Security features include multi-factor authentication options, audit logging for access by projects such as ICESat-2 Science Team, and encryption for tokens and credentials. The system adheres to compliance practices relevant to agencies such as NASA Chief Information Officer, Department of Homeland Security guidance, and federal standards like controls used by Federal Information Security Management Act-mandated programs. Privacy controls govern personally identifiable information collected during registration with policies aligned to institutional review boards at entities such as NASA Institutional Review Board, University of Maryland IRB, and NOAA Research Privacy Office. Monitoring and incident response leverage partnerships with US-CERT, FedRAMP-style assessments, and internal security teams at NASA JPL and Goddard Space Flight Center.

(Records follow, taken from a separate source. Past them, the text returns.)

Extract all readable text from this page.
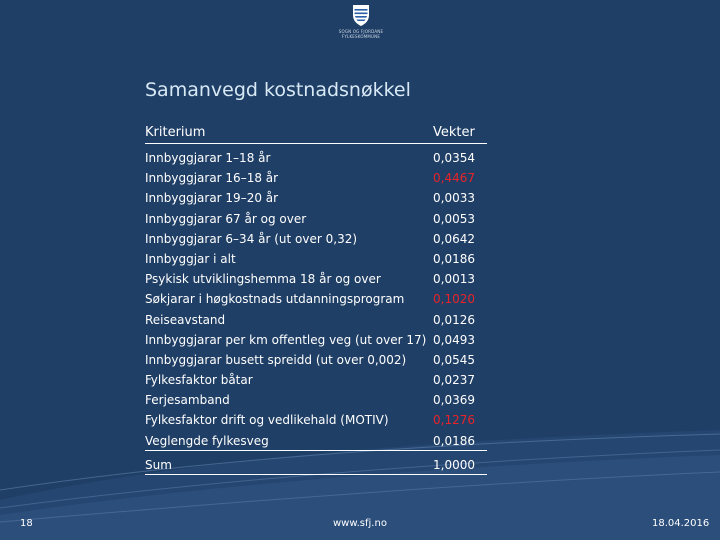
SOGN OG FJORDANE
FYLKESKOMMUNE
Samanvegd kostnadsnøkkel
Kriterium	Vekter
Innbyggjarar 1–18 år	0,0354
Innbyggjarar 16–18 år	0,4467
Innbyggjarar 19–20 år	0,0033
Innbyggjarar 67 år og over	0,0053
Innbyggjarar 6–34 år (ut over 0,32)	0,0642
Innbyggjar i alt	0,0186
Psykisk utviklingshemma 18 år og over	0,0013
Søkjarar i høgkostnads utdanningsprogram 0,1020
Reiseavstand	0,0126
Innbyggjarar per km offentleg veg (ut over 17) 0,0493
Innbyggjarar busett spreidd (ut over 0,002) 0,0545
Fylkesfaktor båtar	0,0237
Ferjesamband	0,0369
Fylkesfaktor drift og vedlikehald (MOTIV)	0,1276
Veglengde fylkesveg	0,0186
Sum	1,0000
18	www.sfj.no	18.04.2016
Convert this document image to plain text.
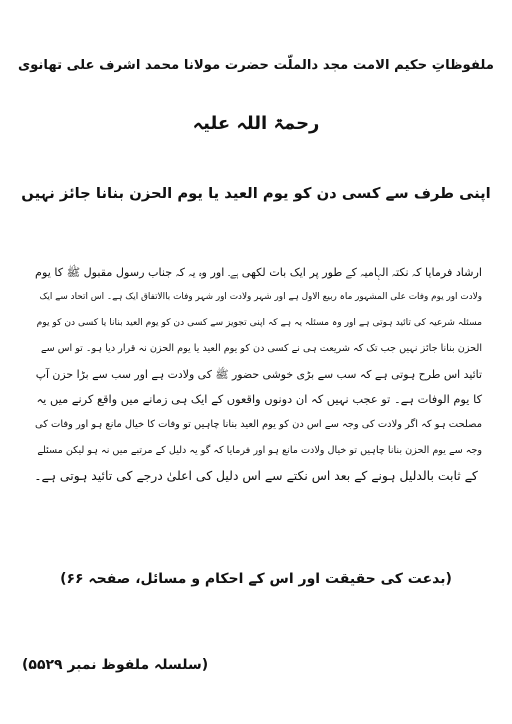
ملفوظاتِ حکیم الامت مجد دالملّت حضرت مولانا محمد اشرف علی تھانوی
رحمۃ اللہ علیہ
اپنی طرف سے کسی دن کو یوم العید یا یوم الحزن بنانا جائز نہیں
ارشاد فرمایا کہ نکتہ الہامیہ کے طور پر ایک بات لکھی ہے۔ اور وہ یہ کہ جناب رسول مقبول ﷺ کا یوم
ولادت اور یوم وفات علی المشہور ماہ ربیع الاول ہے اور شہر ولادت اور شہر وفات باالاتفاق ایک ہے۔ اس اتحاد سے ایک
مسئلہ شرعیہ کی تائید ہوتی ہے اور وہ مسئلہ یہ ہے کہ اپنی تجویز سے کسی دن کو یوم العید بنانا یا کسی دن کو یوم
الحزن بنانا جائز نہیں جب تک کہ شریعت ہی نے کسی دن کو یوم العید یا یوم الحزن نہ قرار دیا ہو۔ تو اس سے
تائید اس طرح ہوتی ہے کہ سب سے بڑی خوشی حضور ﷺ کی ولادت ہے اور سب سے بڑا حزن آپ
کا یوم الوفات ہے۔ تو عجب نہیں کہ ان دونوں واقعوں کے ایک ہی زمانے میں واقع کرنے میں یہ
مصلحت ہو کہ اگر ولادت کی وجہ سے اس دن کو یوم العید بنانا چاہیں تو وفات کا خیال مانع ہو اور وفات کی
وجہ سے یوم الحزن بنانا چاہیں تو خیال ولادت مانع ہو اور فرمایا کہ گو یہ دلیل کے مرتبے میں نہ ہو لیکن مسئلے
کے ثابت بالدلیل ہونے کے بعد اس نکتے سے اس دلیل کی اعلیٰ درجے کی تائید ہوتی ہے۔
(بدعت کی حقیقت اور اس کے احکام و مسائل، صفحہ ۶۶)
(سلسلہ ملفوظ نمبر ۵۵۲۹)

Administrators manage user groups, permissions, and data access policies for consortia including Group on Earth Observations, Committee on Earth Observation Satellites, International Charter on Space and Major Disasters, and Global Earthquake Model. Role assignments support project teams in MODIS Science Team, Landsat Science Team, SMAP Science Team, and GRACE Follow-On mission operations. Access logs and usage metrics integrate with analytics platforms from Splunk, Elastic, and Tableau for reporting to programs such as NASA Science Mission Directorate and NOAA National Centers for Environmental Information. Service accounts facilitate automated data ingest for modeling centers at European Centre for Medium-Range Weather Forecasts, NOAA National Weather Service, and NASA Center for Climate Simulation.
Earthdata Login evolved from authentication services developed to support the Earth Observing System Data and Information System and the expansion of distributed archives across NASA Distributed Active Archive Centers. Early work involved collaborations with Oak Ridge National Laboratory, Jet Propulsion Laboratory, and USGS EROS Center to standardize access for missions including Landsat 8, Terra, and Aqua. Development has involved contributions from academic partners such as University of Colorado Boulder, University of Michigan, and Stanford University and interoperability efforts with ESA Copernicus Programme and NOAA. Ongoing modernization projects coordinate with cloud initiatives like Earthdata Cloud, commercial partners Amazon Web Services, Google Cloud Platform, and research consortia funded through National Science Foundation and NASA ROSES grants.